In this case particularly, the charge “the law recognizes that medicine is an inexact science at best and that all that a doctor may do is to assist nature in accordance with the present state of medical experience,” was proper. The charge was taken from the case of Hayes v. Brown, 108 Ga. App. 360, 363 (133 SE2d 102) (1963). The trial court went on to charge fully and completely on the duties, obligations and presumptions arising from medical treatment.

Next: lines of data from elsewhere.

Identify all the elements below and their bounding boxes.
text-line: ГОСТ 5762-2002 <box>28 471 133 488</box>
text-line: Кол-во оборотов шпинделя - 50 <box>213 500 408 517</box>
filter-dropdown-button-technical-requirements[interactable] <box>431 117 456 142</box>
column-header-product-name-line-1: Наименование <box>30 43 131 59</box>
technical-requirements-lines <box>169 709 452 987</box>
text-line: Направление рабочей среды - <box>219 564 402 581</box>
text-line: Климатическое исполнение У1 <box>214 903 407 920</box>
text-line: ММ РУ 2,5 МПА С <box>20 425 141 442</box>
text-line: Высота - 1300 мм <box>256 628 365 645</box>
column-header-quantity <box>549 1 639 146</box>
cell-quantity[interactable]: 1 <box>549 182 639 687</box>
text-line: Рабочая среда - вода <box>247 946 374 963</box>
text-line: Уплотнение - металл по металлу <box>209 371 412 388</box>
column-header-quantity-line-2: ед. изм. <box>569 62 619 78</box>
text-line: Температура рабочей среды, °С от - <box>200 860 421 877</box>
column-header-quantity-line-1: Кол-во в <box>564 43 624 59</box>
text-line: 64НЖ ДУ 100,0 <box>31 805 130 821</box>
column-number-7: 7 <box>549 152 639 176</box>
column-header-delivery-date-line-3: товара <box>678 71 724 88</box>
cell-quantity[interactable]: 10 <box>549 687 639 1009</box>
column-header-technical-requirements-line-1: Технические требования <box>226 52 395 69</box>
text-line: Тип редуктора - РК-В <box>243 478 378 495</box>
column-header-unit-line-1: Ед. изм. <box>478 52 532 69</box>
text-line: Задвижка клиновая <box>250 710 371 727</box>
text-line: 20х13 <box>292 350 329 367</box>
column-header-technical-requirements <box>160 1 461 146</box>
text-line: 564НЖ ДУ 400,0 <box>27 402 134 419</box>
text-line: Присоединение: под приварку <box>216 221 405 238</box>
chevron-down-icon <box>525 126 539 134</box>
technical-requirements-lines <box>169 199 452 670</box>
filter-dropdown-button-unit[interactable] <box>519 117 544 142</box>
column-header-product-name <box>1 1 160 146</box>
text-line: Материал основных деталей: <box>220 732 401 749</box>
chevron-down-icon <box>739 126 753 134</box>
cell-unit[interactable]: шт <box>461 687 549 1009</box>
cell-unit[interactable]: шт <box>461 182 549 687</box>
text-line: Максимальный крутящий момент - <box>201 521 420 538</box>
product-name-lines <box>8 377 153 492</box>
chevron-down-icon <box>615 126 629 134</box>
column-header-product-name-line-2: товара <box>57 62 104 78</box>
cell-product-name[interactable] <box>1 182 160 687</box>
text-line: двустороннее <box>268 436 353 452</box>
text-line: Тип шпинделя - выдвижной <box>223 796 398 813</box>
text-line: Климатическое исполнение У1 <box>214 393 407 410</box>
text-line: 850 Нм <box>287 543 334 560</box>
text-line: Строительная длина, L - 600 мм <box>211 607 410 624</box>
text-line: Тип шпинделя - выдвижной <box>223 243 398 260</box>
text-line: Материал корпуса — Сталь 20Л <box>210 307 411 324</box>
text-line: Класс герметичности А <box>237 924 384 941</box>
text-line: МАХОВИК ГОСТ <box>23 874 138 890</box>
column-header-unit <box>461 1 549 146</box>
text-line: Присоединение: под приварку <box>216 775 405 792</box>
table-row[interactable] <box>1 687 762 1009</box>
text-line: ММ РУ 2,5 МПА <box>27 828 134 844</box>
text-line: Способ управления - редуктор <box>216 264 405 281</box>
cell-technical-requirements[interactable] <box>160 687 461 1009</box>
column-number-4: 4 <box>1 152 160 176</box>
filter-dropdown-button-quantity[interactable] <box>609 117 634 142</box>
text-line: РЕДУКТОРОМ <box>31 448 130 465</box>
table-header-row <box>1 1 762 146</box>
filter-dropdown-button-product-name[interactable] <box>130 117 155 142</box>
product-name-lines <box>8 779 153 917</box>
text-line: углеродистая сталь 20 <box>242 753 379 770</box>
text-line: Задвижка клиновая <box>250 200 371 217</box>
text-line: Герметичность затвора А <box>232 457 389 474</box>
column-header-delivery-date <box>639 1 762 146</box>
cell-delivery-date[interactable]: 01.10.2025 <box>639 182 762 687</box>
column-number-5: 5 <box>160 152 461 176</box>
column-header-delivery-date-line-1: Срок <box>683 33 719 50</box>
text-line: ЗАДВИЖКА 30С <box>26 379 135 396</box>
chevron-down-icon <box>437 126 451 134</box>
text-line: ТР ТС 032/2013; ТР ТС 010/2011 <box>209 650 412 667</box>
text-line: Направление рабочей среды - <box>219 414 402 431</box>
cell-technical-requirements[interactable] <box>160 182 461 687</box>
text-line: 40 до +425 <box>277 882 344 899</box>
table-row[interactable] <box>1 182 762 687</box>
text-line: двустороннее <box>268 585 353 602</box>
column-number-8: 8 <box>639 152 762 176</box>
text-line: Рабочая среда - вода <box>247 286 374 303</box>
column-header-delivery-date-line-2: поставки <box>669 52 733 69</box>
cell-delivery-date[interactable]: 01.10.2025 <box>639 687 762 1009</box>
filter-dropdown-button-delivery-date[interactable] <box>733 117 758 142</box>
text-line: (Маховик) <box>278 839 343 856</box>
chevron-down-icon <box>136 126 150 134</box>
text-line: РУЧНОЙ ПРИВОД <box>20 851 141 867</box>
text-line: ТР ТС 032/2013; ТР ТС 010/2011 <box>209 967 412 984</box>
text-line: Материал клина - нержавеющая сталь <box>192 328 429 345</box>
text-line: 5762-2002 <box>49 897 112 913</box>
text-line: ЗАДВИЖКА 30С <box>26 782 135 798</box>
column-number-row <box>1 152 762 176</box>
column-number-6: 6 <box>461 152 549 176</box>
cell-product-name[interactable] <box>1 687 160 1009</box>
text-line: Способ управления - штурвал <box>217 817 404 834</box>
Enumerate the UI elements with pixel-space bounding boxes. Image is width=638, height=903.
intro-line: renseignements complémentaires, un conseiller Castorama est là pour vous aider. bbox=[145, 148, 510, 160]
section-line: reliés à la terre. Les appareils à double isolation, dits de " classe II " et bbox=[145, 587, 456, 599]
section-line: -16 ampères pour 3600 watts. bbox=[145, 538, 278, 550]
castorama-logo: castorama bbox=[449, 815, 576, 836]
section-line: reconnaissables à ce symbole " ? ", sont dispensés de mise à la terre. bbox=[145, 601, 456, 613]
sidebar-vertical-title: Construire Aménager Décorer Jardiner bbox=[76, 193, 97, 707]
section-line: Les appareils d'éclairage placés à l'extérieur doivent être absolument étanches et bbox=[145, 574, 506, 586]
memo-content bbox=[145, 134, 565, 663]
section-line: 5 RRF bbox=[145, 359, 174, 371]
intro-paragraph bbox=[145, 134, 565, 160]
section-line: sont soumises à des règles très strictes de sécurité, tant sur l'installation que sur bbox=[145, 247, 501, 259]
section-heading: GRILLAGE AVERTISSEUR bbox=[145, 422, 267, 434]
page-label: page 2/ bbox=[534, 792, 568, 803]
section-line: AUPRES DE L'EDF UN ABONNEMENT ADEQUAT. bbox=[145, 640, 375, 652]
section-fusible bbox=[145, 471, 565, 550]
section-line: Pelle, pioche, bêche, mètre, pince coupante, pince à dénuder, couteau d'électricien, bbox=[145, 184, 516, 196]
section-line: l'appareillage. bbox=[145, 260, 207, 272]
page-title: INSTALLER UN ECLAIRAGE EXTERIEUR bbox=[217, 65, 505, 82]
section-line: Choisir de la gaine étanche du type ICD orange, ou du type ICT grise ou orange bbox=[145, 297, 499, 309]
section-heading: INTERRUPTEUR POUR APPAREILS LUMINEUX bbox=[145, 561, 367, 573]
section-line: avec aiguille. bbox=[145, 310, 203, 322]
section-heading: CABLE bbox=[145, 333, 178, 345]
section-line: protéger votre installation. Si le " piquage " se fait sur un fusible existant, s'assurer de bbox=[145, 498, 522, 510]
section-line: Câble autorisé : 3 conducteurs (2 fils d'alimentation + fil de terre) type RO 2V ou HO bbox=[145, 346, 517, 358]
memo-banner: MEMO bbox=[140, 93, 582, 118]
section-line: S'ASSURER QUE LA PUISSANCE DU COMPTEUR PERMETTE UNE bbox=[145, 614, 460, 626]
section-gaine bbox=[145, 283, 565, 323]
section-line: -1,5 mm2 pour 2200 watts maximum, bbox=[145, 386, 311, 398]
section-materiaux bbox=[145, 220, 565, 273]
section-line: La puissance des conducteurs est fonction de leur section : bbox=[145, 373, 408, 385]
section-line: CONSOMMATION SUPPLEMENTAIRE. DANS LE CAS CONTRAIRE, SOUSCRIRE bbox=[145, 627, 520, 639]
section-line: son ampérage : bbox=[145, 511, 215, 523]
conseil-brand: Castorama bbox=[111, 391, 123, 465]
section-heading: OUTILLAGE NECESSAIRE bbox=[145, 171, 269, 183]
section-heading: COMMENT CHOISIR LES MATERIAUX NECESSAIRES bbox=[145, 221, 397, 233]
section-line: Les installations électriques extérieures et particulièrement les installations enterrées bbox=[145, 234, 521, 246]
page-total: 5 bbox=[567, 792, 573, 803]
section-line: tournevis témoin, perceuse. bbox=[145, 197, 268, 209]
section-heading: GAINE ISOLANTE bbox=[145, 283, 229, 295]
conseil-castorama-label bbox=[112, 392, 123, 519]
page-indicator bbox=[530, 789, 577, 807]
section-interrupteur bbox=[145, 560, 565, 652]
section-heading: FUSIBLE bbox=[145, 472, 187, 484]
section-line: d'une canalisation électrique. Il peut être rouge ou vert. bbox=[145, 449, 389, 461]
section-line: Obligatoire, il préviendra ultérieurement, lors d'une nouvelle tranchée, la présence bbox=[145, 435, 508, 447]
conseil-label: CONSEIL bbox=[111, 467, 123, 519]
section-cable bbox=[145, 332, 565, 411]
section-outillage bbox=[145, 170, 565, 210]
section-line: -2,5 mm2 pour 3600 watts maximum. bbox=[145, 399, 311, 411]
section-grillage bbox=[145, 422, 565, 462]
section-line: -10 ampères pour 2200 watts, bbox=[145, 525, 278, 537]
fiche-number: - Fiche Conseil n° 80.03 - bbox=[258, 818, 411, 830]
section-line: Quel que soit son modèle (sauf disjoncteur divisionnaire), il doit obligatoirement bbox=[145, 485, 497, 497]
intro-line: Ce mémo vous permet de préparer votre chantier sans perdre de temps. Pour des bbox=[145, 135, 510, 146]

*89The phrase “ ‘Medicine is an experimental, not an exact, science’ ” is first found in Bennett v. Ware, 4 Ga. App. 293, 299 (61 SE 546) (1980), a malicious prosecution case involving the illegal practice of medicine. The phrase was taken by our Court of Appeals from Chief Justice Clark’s opinion in State v. Biggs, 133 N. C. 729 (1903) (a prosecution for the illegal practice of medicine) and was quoted with approval in Bennett. The phrase in its present version is found in Hayes v. Brown, supra, (an action for medical malpractice against a surgeon, as distinguished from a physician) and has been changed from “not exact” to “inexact,” and has been made contemporary by addition of the phrase “in accordance with the present state of medical experience.” See also Howell v. Jackson, 65 Ga. App. 422, 423 (16 SE2d 45) (1941) for the genesis of the statement “ ‘ [a]ll we can do is to assist nature in her effort to heal the ailment.’ ” The majority states that “the sentence ... is susceptible of being understood as imposing a lesser standard on physicians than the required degree of skill.” To the contrary, when Judge Bell added the words “in accordance with the present state of medical experience,” he anticipated correctly that the jury, based on the evidence, could determine the skill, care or diligence exercised by the surgeon under “the present state of medical experience.” In this case the evidence discloses a difficult operation, an unusual situation, and an unanticipated complication. I find the charge was adjusted to the evidence. The facts themselves demonstrate the inexactitude of the science and demonstrate the wisdom of the charge, particularly when it is not given in an isolated setting.

I am authorized to state that Judge Birdsong concurs in this special concurrence.